The Rules, 2007

[innerindex]Web 2.0 has matured to the point where even those who endorse the moniker are beginning to cringe at its use. Still, it gave me pause the other day when Cliff (a sysop) began a sentence with “Web 2.0 standards require….”

Web 2.0 is now coherent enough to have standards? We used to joke about rounded corners and gradient blends being the rule, but something more has indeed emerged. O’Reilly defined Web 2.0 by example, Time Magazine echoed Kevin Kelly’s assertion in naming You as person of the year: Web 2.0 is about people. And “the rules” are emerging as a matter of market forces and natural selection.

Open Source

No matter your position on the Free Software Foundation’s philosophy, open source development reduces costs while improving quality and helps projects get to market faster with new ideas.

Flickr is among those that’s been rather public about their use of the LAMP stack, though Google and others have quietly built their business on it too. WordPress, a rare example of a downloadable Web 2.0 application, has enjoyed active development (and even a resurrection) due to its GNU license.

Still other Web 2.0 applications extend the open source model further. Open source content, or the user’s ability to declare a Creative Commons license on their content in these Web 2.0 applications is becoming common (and demanded by some). We may argue about the efficacy of Wikipedia, but the fact is that it’s among the most likely sites to appear for a web search and it’s consistently ranked among the top sites for traffic.
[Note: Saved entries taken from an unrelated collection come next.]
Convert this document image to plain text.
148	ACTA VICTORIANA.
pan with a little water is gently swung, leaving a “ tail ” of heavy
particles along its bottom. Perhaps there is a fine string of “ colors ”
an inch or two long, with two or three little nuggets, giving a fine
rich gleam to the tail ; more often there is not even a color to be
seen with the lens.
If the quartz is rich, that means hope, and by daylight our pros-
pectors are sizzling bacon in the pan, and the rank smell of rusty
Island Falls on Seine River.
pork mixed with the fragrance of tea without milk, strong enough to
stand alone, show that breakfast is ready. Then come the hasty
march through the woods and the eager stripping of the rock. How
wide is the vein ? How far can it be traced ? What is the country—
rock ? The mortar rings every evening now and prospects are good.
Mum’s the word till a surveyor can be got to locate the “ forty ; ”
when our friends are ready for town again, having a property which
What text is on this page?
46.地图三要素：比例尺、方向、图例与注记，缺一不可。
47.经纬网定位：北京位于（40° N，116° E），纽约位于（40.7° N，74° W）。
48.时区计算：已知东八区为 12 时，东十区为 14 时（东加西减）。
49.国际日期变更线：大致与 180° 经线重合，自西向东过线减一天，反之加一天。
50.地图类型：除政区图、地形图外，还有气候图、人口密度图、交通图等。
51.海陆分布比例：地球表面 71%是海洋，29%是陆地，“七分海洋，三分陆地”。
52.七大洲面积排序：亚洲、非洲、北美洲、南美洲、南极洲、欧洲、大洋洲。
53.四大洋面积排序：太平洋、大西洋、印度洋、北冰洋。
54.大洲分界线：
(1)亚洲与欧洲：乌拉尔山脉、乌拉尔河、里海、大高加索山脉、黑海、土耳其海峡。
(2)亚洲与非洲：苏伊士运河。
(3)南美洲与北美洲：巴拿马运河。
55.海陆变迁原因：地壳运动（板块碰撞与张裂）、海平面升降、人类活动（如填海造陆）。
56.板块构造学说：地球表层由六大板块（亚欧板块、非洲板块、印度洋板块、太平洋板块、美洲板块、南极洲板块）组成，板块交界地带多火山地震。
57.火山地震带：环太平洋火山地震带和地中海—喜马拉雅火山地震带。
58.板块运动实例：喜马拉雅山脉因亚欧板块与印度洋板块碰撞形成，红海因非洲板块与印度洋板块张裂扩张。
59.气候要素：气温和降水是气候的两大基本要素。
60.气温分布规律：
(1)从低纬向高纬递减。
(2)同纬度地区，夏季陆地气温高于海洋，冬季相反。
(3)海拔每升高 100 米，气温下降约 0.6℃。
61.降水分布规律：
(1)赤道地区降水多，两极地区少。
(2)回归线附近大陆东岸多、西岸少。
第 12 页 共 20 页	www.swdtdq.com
Wikipedia’s early contributors, looking at a young site with an unclear value proposition, could trust that their work would be protected by license (specifically, the GNU Free Documentation License).

Built for Remixing

Amazon reports that almost a third of their sales are attributable to remixers and boasts 180,00 registered developers of their API.

Google Maps didn’t include a public API when first released, but the community responded with enthusiasm and quickly reverse engineered the JavaScript to build new applications. Google responded by releasing a public API, making internet mapping and Google almost synonymous.

Dan Cat mashed up flickr and Google Maps on his own before Yahoo!/flickr snatched him up to build those features into flickr’s own site. But the company still enjoys the efforts of developers building applications to the flickr API, independently developing new features and adding value to the service.

Like open source, remixability and APIs engage a larger pool of talent than is available inside any company and serve two very important audiences: those who want features and those who care about their exit strategy. Neither group is remarkably large, but both are influential, passionate users. (More: Usability, Findability, and Remixability, Especially Remixability.)

Well Behaved and Social

Predictable and reliable URLs are essential to allowing users to bookmark and link to your site; well-formed semantic markup makes it easier for screen readers and search engines to make sense of the content. Semantic markup and microformats aid in remixability, contribute greatly to the Semantic Web, make site redesigns easier, and generally display better in a broader variety of formats and clients (think HTML vs. RSS).

People are anxious to leave comments telling us how right or wrong we are, so a site without comments/trackbacks/pingbacks is turning its back on its users. Good sites recognize the value of their users and cultivate the community. Caterina Fake did a lot of that for flickr (see her comments on my first photos there), while MetaFilter exists entirely as a community.

That doesn’t mean users are itching to build somebody else’s site, the lesson is that personal value precedes network value. Good sites make it easier for people to do what they want to do, not what their boss or the site’s creator wants.

If it isn’t obvious already: empower the user to achieve their own goals and control their experience.